“I have spent the past decade trying to understand the mystery of how children learn so much from so little, so quickly,” says Laura Schulz, introducing her 2015 TED Talk.
As Schulz, an MIT professor of cognitive science who leads the Early Childhood Cognition Lab (ECCL), demonstrates in one study, babies are adept at drawing accurate inferences—making rich generalizations from small samples of data. But in order to make inferences in scientific studies, developmental psychologists could sometimes benefit from the opposite. “Babies learn from sparse data but we could learn a lot more about babies if we had access to big data,” as she puts it. In 2016, the ECCL rolled out an updated version of “Lookit” (a beta version was tested in 2014), an online research laboratory conceived and implemented by ECCL graduate student Kim Scott, that makes this kind of data collection possible.
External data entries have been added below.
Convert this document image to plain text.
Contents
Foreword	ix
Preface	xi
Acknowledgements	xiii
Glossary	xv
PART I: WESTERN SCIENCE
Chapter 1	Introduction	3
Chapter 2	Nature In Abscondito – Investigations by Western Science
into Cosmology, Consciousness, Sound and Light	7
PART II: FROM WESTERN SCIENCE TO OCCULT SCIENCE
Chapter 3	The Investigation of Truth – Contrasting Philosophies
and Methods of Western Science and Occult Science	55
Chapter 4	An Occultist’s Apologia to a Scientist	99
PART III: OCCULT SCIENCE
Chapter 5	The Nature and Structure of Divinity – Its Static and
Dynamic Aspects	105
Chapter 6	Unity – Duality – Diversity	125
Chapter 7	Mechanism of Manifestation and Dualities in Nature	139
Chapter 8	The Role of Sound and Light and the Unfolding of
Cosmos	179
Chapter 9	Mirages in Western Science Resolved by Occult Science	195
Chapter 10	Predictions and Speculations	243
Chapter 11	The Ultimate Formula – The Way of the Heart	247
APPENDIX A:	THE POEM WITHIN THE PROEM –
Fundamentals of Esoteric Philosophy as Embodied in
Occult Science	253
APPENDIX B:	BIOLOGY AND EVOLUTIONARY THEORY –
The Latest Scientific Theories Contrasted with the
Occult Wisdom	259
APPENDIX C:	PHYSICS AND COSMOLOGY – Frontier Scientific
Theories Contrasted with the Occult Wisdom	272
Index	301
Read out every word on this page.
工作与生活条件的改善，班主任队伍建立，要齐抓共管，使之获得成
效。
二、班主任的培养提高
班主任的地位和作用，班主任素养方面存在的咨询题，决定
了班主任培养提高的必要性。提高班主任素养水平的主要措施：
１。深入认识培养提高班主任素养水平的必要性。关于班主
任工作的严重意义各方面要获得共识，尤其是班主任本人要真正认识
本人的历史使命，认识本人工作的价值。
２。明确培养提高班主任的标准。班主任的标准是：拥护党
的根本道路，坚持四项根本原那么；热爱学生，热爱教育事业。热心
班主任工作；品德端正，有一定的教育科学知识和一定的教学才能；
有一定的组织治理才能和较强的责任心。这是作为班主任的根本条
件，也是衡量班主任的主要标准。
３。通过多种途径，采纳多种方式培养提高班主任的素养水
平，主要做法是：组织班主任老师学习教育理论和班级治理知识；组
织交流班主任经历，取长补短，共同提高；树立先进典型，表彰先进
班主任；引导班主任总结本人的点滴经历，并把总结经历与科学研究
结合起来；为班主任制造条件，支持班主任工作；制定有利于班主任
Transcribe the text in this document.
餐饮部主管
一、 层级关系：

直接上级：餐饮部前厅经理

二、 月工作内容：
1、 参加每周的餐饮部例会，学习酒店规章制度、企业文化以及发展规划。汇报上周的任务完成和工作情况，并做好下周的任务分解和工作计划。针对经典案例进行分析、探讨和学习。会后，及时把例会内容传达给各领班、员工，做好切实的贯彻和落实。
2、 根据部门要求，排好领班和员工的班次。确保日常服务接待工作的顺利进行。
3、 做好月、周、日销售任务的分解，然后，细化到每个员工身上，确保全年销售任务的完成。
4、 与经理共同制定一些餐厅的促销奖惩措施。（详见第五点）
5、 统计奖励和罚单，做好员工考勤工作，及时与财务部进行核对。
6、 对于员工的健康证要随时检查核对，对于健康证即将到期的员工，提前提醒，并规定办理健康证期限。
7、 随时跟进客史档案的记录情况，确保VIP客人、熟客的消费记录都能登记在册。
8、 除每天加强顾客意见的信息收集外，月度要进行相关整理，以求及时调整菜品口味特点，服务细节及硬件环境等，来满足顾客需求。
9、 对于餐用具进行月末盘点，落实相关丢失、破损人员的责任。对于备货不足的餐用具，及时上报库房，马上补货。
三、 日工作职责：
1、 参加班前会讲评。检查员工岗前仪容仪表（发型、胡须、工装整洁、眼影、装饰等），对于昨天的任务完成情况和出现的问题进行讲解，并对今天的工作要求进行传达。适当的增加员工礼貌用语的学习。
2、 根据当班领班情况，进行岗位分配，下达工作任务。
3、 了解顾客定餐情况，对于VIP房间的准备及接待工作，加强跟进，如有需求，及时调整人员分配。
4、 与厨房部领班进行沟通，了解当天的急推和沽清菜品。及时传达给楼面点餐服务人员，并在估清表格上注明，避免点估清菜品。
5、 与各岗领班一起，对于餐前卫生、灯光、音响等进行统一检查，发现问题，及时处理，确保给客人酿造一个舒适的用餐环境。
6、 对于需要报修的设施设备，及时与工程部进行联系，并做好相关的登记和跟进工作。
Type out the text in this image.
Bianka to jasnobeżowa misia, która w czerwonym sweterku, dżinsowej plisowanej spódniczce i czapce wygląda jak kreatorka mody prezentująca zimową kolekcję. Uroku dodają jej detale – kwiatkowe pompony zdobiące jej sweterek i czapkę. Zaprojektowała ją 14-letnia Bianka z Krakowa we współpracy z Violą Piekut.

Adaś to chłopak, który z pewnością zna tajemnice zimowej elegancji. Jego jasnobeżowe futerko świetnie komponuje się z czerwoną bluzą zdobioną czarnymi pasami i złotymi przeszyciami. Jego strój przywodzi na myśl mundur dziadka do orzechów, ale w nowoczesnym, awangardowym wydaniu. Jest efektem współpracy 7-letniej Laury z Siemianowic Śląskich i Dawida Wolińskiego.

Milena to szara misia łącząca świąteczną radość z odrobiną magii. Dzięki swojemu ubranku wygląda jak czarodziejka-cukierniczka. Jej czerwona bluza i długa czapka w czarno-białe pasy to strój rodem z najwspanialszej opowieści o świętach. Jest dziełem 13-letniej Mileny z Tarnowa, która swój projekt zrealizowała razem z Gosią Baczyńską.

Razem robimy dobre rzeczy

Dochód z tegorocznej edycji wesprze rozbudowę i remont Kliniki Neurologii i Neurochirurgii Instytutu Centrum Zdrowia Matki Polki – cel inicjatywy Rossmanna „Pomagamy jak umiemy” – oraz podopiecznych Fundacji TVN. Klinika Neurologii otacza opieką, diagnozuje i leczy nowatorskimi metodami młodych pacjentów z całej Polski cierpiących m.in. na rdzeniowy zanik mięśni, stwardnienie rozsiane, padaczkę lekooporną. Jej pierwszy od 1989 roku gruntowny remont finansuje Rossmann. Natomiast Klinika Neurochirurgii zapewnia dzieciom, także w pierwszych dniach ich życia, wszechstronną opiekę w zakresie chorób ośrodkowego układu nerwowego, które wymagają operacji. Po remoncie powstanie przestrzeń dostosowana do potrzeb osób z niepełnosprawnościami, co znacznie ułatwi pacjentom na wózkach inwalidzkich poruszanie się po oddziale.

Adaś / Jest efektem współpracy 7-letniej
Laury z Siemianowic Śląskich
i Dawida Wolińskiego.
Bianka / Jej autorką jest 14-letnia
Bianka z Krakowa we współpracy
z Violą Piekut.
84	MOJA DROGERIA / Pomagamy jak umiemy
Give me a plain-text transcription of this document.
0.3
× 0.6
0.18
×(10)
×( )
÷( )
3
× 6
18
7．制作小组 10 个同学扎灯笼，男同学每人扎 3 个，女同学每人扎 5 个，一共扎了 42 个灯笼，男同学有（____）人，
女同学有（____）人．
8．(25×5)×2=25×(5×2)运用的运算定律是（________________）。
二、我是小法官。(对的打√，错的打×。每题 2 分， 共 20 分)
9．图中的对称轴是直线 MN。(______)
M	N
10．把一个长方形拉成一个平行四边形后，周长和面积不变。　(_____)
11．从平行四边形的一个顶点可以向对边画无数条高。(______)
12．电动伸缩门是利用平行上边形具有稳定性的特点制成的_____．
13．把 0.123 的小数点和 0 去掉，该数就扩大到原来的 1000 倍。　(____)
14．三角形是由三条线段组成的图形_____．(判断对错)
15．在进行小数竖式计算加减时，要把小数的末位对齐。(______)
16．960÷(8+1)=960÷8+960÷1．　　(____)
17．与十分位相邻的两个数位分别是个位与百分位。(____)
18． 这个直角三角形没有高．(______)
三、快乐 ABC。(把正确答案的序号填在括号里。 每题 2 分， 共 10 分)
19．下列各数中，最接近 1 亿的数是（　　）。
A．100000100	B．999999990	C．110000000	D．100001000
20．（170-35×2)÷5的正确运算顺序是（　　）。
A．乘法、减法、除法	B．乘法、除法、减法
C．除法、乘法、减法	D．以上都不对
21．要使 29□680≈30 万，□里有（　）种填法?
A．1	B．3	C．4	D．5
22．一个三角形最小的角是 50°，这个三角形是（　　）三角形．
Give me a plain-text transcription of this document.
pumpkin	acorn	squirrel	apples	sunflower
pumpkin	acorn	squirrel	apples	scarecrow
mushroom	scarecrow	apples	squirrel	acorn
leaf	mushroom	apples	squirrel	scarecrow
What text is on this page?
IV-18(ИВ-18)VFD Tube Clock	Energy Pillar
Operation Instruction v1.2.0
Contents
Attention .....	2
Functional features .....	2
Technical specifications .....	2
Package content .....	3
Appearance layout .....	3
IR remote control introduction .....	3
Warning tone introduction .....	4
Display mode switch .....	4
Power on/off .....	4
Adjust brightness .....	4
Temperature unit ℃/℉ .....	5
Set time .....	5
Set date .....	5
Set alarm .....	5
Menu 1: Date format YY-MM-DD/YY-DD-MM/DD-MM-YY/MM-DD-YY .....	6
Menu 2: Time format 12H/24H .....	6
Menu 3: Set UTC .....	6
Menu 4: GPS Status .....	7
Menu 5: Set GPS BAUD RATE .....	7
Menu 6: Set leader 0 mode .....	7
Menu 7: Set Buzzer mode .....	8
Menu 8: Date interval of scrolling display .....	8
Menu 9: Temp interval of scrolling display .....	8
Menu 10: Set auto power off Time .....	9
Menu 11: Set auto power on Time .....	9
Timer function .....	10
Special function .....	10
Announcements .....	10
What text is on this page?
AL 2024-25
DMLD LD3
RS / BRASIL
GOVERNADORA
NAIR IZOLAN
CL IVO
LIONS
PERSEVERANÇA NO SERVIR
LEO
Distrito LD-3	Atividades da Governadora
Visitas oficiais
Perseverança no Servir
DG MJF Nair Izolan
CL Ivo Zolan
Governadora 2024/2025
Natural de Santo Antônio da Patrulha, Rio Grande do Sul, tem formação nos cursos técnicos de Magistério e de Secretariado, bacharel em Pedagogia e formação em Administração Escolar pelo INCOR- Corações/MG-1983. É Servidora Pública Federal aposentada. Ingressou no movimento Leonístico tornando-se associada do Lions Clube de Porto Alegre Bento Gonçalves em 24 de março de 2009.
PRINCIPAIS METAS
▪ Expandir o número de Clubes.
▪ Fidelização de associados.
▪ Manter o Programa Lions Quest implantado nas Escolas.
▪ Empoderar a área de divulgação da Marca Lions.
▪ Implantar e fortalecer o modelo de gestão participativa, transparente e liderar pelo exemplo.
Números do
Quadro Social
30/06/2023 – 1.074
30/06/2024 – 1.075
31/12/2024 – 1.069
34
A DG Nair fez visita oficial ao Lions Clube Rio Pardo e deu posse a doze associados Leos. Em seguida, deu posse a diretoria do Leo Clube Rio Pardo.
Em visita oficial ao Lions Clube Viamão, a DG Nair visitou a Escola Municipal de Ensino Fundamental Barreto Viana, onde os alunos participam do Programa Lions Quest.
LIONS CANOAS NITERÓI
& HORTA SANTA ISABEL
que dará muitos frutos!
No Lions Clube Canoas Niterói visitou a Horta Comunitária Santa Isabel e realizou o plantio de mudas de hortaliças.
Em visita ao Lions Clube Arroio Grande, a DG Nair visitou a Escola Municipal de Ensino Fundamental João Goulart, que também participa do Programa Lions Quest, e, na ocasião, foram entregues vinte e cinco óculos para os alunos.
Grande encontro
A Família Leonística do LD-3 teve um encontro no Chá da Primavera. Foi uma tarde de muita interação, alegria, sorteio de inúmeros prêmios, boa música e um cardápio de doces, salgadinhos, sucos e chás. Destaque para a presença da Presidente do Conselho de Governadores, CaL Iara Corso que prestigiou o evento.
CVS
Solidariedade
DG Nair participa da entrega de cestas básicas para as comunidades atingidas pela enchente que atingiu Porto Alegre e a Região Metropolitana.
In the pilot study currently hosted on the site, a baby watches a pair of videos in which something normal—a ball rolls off the table—is shown side by side with something strange—the ball falls up. Reactions, such as where babies focus their attention, are recorded by researchers via webcam and can give insight into what a baby intuits about physics. Parents from all over the world can participate from the convenience of their own homes, dramatically widening the ECCL’s demographics.
“Lookit addresses the participant bottleneck in developmental research,” says Schulz. “It’s hard to get data sufficient to look for individual differences or test the predictions of quantitative models. Lookit has the potential to expand both the people we can reach and the questions we can ask.”